What if you could just dream for your whole life? If our bodies need to dream to “recharge,” why not a constant charge? We are seemingly always craving that feeling of a lucid dream to be brought into our “real lives.” Everybody seems to want more, to be there faster, “If I just get ‘this’ or ‘that’ everything would be okay…,” but then we get “that” and there’s another thing we need to get right after.

Yeah, THAT!! That’ll make life just a little bit better, wouldn’t it? New car, job, new city, bigger house, better this, bigger that.

We always want a little more. One of my favorite studies on reported “happiness” states that even when people make a butt-load of money, reported happiness tapers and plateaus above about $75,000 yearly salary. But we still want more.

All this considered, imagine for a second, you have everything.

You have a perfect body (in your own eyes), you have limitless resources, and you have developed a way to live for 100 years (but you have somehow maintained a sense of humility and haven’t told anyone about this. Hey, good on you!). You have also developed a machine that allows you dream all the time: your own VR headset-tank-gizmo-whatever…

Whatever you want to dream. It’s yours.

You get in the machine and take it for a spin. You dream wild, vivid, insane dreams—24/7/365 dreams, dreams, dreams. When fantasies about being famous, and powerful, and sexy, and athletic get boring, you decide to start embodying animals and climbing and swimming and hunting. You exhaust every single “Would you rather…” situation imaginable and you play years of “Marry, Fuck, Kill”—but for real.

When that gets dull, you decide that you are going to see every crevice on the whole planet, so you travel everywhere (flying of course), when you run out of places to go on Earth you explore the galaxy and the universe (because, fuck it, it’s your dream). You meet aliens and you befriend them. They love you too, because it’s your dream and everyone loves you. What’s alien sex like? You definitely find out.

Literally, anything you want, is yours instantly.

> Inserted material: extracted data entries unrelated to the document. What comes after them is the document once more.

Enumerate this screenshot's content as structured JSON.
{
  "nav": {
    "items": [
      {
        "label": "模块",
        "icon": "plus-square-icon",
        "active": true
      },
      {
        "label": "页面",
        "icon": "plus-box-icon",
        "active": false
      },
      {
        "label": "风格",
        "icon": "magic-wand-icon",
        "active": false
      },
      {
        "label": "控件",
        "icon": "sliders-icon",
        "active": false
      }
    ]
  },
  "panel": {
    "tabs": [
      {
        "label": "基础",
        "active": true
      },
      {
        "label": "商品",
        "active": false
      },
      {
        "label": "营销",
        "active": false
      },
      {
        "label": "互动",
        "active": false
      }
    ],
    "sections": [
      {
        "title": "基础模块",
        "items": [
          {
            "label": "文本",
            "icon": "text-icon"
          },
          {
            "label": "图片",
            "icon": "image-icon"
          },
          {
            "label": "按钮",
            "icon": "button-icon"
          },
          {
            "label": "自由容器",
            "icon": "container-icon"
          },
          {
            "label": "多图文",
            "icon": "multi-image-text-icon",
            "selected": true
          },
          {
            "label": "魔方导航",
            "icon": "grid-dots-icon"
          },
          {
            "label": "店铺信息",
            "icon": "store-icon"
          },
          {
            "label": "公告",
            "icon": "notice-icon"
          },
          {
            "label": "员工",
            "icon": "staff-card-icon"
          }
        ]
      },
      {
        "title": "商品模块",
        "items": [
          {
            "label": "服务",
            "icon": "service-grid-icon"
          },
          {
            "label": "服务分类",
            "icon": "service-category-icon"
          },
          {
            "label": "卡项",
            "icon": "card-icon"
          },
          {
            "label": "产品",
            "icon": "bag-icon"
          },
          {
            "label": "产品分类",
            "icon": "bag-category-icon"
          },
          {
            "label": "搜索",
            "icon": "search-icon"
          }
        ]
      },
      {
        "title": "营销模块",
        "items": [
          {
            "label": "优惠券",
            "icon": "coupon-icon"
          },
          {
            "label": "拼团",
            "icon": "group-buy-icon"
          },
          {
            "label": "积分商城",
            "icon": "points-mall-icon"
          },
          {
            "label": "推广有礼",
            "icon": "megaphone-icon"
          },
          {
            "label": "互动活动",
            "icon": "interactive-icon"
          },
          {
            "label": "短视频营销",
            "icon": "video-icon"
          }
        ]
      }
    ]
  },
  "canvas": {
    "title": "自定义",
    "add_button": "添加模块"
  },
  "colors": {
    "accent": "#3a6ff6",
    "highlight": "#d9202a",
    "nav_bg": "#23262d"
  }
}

From skills, power, fame, experiences. You’ve done it. Let’s say you dream these dreams for 50 years; you haven’t come out of this dream machine once. Fifty years of perpetual dreams and endless energy—you’ve done it all.

At what point do you get tired of that experience of having everything you ever wanted the same way you get tired in the real world on a daily basis? When do you start craving a little uncertainty and surprise in your life? At what point do you realize the journey of working for things and earning things is actually what we crave as humans. Even though dreams can fuel this gap of uncertainty, at what point to do you realize what you want isn’t really to be “over there” or to have “a little bit more,” but rather to feel a sense of desire for something new, better, or more?

How much time in the forever-perfect-dream-machine would you spend before you realize that the things you want are these things you have, and the place you want to be is here, and the only time to enjoy them both is right now?

Billy Hafferty

Billy Hafferty is probably still hanging out of the passenger side of his best friend's ride trying to holler at you.